Do you see something different? If so, then there could be a bug in ISQL that has been fixed since. Technically, ISQL 7.30 is out of support, I believe. Can you upgrade to a more recent version than that? (I'm not sure whether 7.32 is still supported, but you should really upgrade to 7.50; the current release is 7.50.FC4.)
Transcribing commentary before deleting it:
Up to a point, it is good that you replicate my results. The bad news is that in the bigger form we have different behaviour. I hope that ISQL validates all limits - things like number of columns etc.
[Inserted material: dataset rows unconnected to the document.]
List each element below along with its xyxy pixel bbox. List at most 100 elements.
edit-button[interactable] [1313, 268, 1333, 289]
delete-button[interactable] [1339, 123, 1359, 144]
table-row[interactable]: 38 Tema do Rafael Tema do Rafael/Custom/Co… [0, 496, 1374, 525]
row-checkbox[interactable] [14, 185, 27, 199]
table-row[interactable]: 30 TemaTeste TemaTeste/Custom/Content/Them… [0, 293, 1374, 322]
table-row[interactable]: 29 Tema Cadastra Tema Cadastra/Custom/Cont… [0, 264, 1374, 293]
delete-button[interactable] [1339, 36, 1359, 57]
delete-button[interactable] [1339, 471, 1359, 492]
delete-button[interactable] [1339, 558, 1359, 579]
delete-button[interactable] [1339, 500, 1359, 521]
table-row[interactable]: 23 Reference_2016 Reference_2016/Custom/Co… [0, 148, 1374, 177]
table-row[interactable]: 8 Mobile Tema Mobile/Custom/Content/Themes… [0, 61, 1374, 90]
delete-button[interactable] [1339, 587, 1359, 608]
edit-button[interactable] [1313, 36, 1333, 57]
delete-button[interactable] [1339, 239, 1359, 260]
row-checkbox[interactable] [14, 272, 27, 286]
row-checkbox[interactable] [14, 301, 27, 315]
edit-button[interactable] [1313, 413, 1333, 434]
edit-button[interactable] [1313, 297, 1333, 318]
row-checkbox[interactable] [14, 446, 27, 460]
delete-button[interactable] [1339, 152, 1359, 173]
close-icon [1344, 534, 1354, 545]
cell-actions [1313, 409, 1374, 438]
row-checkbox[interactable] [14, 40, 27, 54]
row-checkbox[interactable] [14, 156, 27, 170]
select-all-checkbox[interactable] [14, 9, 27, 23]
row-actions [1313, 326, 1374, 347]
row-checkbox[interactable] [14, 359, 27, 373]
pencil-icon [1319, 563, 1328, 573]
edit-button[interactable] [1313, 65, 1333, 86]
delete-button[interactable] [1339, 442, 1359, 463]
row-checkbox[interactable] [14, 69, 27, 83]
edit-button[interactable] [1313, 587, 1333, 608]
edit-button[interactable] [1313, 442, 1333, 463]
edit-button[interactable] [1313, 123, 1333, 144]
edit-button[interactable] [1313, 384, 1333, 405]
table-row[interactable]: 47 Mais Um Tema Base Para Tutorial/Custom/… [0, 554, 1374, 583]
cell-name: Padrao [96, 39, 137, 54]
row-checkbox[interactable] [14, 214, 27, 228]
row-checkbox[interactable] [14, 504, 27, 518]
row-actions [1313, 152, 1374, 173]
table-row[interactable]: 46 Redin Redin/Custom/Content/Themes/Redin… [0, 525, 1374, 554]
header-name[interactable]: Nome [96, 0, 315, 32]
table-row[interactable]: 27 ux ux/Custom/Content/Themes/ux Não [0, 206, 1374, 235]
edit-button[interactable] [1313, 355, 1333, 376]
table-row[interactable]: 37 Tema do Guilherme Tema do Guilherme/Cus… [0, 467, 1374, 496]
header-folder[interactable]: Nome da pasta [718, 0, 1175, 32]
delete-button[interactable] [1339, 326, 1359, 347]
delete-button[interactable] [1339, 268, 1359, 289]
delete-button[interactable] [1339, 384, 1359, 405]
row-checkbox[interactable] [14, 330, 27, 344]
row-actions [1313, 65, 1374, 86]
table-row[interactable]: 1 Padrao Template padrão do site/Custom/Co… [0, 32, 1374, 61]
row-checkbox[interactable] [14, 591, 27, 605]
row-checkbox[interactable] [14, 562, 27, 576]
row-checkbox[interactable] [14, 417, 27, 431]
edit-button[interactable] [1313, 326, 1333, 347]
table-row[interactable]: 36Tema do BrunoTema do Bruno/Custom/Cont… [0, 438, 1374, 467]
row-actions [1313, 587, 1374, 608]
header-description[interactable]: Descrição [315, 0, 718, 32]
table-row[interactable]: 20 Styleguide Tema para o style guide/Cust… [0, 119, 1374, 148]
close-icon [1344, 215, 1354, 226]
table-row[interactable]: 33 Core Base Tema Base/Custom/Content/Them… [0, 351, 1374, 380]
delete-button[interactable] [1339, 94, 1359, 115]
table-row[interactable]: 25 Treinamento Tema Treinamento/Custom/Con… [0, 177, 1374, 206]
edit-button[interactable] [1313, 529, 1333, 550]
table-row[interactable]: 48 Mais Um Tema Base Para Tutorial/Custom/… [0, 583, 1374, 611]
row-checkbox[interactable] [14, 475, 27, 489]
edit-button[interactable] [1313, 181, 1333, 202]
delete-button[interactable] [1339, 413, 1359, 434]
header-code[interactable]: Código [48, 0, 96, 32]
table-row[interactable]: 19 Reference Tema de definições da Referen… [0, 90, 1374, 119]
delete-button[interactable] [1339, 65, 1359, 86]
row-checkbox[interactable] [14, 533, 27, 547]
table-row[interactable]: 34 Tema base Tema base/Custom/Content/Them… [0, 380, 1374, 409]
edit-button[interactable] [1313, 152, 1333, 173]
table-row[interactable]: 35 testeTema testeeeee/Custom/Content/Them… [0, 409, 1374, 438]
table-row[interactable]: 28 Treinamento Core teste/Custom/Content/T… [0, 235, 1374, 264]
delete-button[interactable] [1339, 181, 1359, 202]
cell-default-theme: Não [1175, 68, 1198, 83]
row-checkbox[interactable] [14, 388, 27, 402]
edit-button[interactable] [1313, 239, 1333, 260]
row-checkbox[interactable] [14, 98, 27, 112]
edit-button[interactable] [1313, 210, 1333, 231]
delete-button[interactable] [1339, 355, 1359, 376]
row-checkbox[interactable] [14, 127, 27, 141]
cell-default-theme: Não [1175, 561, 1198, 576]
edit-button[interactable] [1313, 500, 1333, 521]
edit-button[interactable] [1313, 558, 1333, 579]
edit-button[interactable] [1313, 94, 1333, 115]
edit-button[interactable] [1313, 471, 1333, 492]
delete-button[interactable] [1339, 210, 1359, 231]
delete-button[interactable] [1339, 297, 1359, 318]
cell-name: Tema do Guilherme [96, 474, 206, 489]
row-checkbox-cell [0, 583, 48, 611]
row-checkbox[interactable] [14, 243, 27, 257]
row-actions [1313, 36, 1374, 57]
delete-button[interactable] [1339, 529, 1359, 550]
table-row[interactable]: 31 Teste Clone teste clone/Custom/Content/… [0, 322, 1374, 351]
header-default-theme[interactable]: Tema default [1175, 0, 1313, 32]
However, there is a chance that they are not properly validated, given the bug, or maybe there is a separate problem that only shows with the larger form. So, you need to ensure you have a supported version of the product and that the problem reproduces in it. Ideally, you will have a smaller version of the table (or, at least, of the form) that shows the problem, and maybe a still smaller (but not quite as small as my example) version that shows the absence of the problem.
With the test case (table schema and Perform screen that shows the problem) in hand, you can then go to IBM Tech Support with "Look - this works correctly when the form is small; and look, it works incorrectly when the form is large". The bug should then be trackable. You will need to include instructions on how to reproduce the bug similar to those I gave you. And there is no problem with running two forms - one simple and one more complex and displaying the bug - in parallel to show how the data is stored vs displayed. You could describe the steps in terms of 'Form A' and 'Form B', with Form A being Absolutely OK and Form B being Believed to be Buggy. So, add a record with certain values in Form B; show what is displayed in Form B after; show what is stored in the database in Form A after too; show that they are not different when they should be.
Please bear in mind that those who will be fixing the issue have less experience with the product than either you or me - so keep it as simple as possible. Remove as many attributes as you can; leave comments to identify data types etc.